Lula já indicou que agora cabe ao Senado decidir sobre o futuro de Campos Neto. “O presidente do Banco Central precisa explicar por que não baixou os juros, não para mim que já sei o motivo, mas para o povo brasileiro e o Senado.”
Análise técnica
Sem economês, na prática, o Copom decide a Selic, a taxa básica de juros da economia. A decisão impacta a vida financeira dos brasileiros de duas formas: aumenta ou diminui o custo do crédito e o rendimento de aplicações financeiras de renda fixa e de renda variável (ações) de forma indireta.
A autoridade monetária aumentou os juros a partir de abril de 2021, de 2% para 13,75% ao ano, para combater a inflação, ao elevar a despesa com empréstimos e reduzir o consumo. Agora que conseguiu desacelerar a alta generalizada dos preços, o colegiado está perto de começar a cortar a Selic.
É praticamente certa a manutenção da taxa em 13,75% ao ano na decisão de hoje. Contudo, a comunicação do Copom será analisada com lupa pelos investidores. A desvalorização do dólar, a inflação abaixo do esperado e o risco fiscal menor levaram o mercado a antecipar as expectativas para o começo do ciclo de cortes de juros e a esperar um tom mais suave no comunicado. Na próxima semana sai a ata da reunião com a análise técnica completa da decisão do comitê.
O levantamento aponta, ainda, que a mediana das projeções indica uma diminuição na taxa em agosto, data da próxima reunião. É uma antecipação em comparação à pesquisa anterior, divulgada em 2 de maio, quando o ponto-médio das estimativas apontava o início das reduções em setembro. Para o fim do ano, a mediana das expectativas passou de 12,5% para 12,25%.
O banco BTG Pactual afirma em relatório que, ainda que não haja espaço para corte de juros hoje, espera um ajuste na comunicação que permita que o Copom comece a diminuir a Selic no encontro seguinte, em agosto.

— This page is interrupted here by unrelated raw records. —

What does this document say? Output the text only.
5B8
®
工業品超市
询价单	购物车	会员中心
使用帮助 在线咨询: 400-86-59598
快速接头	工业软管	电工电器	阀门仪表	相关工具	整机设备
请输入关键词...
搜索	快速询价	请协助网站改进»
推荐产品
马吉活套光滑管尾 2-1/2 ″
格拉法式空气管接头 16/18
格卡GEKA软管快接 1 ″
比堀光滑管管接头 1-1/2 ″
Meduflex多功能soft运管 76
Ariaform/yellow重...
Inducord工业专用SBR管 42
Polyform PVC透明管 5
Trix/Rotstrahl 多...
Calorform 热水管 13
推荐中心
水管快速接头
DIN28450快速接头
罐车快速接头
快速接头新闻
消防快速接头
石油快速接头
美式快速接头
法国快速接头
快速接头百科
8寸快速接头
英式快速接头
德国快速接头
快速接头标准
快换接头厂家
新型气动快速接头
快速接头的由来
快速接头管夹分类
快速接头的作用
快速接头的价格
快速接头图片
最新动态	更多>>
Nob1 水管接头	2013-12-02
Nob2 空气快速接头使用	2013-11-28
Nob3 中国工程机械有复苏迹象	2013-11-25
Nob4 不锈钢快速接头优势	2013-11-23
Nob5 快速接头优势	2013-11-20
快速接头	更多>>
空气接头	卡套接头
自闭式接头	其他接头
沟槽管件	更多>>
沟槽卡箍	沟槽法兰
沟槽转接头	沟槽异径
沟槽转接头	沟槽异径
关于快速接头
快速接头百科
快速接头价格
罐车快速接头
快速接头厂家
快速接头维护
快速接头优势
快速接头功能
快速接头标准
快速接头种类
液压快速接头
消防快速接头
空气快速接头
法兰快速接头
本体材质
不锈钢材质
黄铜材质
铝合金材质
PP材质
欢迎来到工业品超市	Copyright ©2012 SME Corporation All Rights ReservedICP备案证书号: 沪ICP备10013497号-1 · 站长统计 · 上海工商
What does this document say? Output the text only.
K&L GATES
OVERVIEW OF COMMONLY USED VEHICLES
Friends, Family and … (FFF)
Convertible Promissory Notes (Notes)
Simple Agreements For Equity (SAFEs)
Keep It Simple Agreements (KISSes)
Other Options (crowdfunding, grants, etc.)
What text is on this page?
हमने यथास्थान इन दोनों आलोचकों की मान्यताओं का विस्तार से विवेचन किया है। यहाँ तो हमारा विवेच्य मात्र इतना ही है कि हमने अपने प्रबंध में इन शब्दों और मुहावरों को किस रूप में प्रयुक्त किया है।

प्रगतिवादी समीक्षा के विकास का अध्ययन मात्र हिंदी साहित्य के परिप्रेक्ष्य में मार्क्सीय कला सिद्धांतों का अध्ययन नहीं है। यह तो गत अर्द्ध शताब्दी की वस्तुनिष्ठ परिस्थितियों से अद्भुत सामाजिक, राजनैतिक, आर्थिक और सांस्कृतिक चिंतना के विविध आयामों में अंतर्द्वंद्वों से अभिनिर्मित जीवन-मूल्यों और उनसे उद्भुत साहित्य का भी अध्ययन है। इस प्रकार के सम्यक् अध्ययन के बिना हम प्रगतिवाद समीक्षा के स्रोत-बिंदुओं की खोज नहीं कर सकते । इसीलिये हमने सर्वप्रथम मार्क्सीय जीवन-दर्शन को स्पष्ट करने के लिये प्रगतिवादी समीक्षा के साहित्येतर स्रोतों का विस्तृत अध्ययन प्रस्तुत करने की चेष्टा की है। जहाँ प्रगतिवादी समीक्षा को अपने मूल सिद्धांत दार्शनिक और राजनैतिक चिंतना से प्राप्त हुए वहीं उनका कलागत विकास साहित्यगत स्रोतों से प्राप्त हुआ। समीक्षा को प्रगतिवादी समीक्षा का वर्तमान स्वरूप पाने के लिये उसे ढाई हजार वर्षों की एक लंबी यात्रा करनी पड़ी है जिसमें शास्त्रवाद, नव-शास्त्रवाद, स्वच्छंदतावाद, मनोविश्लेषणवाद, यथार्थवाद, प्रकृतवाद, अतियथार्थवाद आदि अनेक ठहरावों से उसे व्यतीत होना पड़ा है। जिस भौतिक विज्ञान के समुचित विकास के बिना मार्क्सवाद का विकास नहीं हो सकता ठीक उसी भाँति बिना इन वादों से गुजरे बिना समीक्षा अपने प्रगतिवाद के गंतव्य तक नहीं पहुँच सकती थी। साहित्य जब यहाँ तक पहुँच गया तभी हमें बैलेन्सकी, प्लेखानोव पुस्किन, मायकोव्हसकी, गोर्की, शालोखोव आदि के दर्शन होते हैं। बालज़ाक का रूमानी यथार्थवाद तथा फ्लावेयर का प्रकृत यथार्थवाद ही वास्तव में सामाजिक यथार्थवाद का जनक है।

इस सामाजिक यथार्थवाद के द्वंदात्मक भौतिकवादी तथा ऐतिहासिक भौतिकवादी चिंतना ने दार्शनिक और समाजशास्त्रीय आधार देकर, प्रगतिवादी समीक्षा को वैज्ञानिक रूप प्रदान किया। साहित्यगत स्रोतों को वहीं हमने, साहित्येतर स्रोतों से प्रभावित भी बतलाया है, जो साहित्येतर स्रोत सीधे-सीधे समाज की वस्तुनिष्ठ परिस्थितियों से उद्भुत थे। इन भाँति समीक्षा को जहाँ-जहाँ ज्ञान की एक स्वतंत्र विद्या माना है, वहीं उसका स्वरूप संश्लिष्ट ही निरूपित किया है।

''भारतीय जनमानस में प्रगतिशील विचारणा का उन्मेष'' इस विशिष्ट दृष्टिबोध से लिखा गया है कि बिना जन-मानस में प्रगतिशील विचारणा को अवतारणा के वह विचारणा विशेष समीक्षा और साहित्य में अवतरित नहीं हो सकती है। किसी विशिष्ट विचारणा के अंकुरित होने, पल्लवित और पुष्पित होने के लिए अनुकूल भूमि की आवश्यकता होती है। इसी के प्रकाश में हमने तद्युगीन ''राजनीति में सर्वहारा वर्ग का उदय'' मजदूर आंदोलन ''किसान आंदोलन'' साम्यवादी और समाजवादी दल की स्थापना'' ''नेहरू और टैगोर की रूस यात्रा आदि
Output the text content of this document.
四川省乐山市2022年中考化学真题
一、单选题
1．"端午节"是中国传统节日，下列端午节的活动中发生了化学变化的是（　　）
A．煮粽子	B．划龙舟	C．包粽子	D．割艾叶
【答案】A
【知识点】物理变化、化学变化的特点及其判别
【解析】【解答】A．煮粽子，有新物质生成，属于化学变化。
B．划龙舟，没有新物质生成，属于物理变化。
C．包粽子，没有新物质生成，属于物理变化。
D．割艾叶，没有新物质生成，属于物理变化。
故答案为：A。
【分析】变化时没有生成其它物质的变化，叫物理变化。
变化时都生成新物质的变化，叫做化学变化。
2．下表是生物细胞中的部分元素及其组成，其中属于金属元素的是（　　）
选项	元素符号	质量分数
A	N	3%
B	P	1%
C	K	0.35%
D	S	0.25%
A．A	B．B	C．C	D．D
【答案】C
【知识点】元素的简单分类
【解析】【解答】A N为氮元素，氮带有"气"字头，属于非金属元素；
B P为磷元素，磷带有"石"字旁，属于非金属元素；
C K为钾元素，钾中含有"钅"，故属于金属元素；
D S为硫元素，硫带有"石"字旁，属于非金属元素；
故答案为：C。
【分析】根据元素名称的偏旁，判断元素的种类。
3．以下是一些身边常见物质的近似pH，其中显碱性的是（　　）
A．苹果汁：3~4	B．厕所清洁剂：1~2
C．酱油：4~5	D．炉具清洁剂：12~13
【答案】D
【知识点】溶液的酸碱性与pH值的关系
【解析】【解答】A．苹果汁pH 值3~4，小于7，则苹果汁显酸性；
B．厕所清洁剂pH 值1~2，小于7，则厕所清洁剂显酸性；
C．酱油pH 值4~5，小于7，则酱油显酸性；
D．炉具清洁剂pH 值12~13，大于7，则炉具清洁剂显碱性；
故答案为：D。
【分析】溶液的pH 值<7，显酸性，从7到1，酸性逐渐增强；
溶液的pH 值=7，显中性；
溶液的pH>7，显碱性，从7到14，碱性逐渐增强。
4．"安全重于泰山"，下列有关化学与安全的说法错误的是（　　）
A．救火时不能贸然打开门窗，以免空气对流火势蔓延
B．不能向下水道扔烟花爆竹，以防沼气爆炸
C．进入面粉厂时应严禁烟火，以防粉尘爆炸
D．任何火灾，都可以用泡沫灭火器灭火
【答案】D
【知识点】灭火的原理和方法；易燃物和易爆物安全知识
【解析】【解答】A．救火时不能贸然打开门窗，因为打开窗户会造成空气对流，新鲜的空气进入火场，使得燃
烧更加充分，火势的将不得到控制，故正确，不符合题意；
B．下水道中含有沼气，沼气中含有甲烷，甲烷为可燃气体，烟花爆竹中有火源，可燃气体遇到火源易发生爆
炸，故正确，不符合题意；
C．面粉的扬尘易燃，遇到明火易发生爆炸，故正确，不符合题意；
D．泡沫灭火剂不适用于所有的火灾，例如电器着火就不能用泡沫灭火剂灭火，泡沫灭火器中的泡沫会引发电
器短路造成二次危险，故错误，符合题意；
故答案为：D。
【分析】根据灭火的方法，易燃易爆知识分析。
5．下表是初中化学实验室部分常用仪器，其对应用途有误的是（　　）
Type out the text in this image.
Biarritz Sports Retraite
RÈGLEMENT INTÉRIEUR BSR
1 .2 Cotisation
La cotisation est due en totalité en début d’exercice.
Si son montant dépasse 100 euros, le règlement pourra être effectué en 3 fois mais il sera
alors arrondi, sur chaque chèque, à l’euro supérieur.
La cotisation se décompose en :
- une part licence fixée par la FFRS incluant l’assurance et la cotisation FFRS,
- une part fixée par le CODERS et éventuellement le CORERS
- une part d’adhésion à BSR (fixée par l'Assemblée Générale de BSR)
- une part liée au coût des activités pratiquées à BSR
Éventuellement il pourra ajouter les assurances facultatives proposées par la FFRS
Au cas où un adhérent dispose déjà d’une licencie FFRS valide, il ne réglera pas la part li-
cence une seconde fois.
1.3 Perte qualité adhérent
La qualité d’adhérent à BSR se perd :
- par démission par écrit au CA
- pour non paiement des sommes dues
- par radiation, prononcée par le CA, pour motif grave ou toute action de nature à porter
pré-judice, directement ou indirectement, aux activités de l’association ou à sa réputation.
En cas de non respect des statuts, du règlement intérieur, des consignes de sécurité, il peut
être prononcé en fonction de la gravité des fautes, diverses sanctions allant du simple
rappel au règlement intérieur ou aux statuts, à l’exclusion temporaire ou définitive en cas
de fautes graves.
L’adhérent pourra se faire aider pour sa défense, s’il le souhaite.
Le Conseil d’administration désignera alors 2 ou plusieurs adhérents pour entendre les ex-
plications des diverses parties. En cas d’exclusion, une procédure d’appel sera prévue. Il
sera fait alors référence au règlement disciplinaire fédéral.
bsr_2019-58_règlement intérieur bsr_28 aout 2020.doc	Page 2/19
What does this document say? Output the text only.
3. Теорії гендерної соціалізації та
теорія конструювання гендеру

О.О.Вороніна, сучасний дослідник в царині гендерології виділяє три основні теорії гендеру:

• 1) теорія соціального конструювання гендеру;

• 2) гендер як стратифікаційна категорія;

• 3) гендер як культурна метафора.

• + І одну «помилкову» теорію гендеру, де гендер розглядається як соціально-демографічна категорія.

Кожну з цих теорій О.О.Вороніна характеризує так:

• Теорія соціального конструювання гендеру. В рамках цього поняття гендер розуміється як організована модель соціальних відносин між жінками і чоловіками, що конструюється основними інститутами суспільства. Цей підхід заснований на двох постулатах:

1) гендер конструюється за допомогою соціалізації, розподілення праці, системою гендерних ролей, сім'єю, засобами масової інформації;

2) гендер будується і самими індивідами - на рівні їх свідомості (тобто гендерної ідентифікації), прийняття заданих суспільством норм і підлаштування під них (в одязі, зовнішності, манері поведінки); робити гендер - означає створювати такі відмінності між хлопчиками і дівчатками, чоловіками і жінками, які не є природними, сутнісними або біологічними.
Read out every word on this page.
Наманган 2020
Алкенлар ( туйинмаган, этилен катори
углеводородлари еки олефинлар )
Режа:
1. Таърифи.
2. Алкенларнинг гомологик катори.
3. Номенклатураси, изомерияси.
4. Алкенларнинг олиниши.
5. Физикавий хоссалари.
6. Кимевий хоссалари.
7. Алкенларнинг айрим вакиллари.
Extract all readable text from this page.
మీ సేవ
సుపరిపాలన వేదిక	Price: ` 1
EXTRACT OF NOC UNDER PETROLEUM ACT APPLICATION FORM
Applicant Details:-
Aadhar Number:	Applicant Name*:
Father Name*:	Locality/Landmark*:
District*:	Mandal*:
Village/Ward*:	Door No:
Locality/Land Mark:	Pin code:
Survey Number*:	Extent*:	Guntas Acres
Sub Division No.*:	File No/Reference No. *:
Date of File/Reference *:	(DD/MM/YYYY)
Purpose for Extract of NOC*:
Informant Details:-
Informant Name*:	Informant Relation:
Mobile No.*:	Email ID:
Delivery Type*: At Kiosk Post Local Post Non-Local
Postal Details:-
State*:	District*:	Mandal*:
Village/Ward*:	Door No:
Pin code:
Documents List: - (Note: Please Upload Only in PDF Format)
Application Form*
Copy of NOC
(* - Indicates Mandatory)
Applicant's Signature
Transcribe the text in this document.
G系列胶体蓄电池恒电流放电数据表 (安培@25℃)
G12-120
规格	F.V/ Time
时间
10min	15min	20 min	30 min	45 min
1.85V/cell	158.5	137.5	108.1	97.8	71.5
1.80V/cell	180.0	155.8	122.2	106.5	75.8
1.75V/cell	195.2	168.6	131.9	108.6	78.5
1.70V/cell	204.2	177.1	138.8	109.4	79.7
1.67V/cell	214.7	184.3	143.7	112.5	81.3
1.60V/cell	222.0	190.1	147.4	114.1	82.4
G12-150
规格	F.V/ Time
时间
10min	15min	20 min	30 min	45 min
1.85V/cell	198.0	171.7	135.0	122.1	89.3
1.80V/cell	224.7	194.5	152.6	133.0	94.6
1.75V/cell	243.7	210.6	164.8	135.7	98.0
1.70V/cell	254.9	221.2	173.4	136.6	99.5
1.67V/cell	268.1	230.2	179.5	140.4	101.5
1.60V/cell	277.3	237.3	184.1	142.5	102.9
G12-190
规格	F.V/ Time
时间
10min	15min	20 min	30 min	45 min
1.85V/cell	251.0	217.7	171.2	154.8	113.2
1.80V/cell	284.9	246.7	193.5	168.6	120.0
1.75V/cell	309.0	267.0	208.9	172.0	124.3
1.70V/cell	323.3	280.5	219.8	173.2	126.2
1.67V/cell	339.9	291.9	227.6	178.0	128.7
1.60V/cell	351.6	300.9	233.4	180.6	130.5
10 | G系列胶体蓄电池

“Na comunicação, esperamos a retirada da última frase do texto, onde diz que ‘não hesitará em retomar o ciclo de ajuste caso o processo de desinflação não transcorra como o esperado’. A manutenção deste trecho dará ao mercado a interpretação de um tom mais duro e dúvidas sobre o começo do ciclo de cortes em agosto”, diz a equipe da instituição financeira.
Se Copom não começar a agir em agosto, começa em setembro
O mercado começa a ficar mais confortável em projetar menos juros para 2023, indicando até mesmo no último Focus a chance de encerrar o ano em algo como 12,25% de Selic ao ano, o que seria um avanço ante os 13,75% atuais.Haveria, portanto, um espaço de 150 pontos-base disponíveis para corte no atingimento do nível projetado (mediana das estimativas).
Estão previstas mais quatro reuniões no calendário do Copom no segundo semestre, abrindo espaço para múltiplas interpretações sobre como a autoridade monetária deverá conduzir cada encontro.
Debate sobre meta de inflação perdeu força
Além disso, a percepção de que o Conselho Monetário Nacional (CMN) irá manter inalterada a meta de inflação em 3% na reunião da próxima semana também traz segurança ao mercado para continuar reduzindo as estimativas inflacionárias.Muito provavelmente, há indicadores que haverá uma alteração na forma de apuração da meta, passando de uma abordagem anual para uma apuração contínua, podendo também haver uma mudança na banda de tolerância ao redor da meta (menos provável, mas possível).“Grosso modo, se implementadas com cuidado, essas mudanças podem trazer benefícios adicionais ao regime de metas”, diz artigo assinado pelo financista Matheus Spiess para o site SeuDinheiro.
“A decisão do CMN terá um impacto significativo na formação das expectativas de inflação e, consequentemente, na condução da política monetária, garante Spiess.
“Isso evidencia a importância da reunião que ocorrerá no final deste mês, para além da reunião do Copom entre os dias 20 e 21. Os ativos de risco devem responder bem a todo o processo, assim como fizeram até aqui”, finaliza o especialista.
Reportagem: Val-André Mutran – Correspondente do Blog do Zé Dudu em Brasília.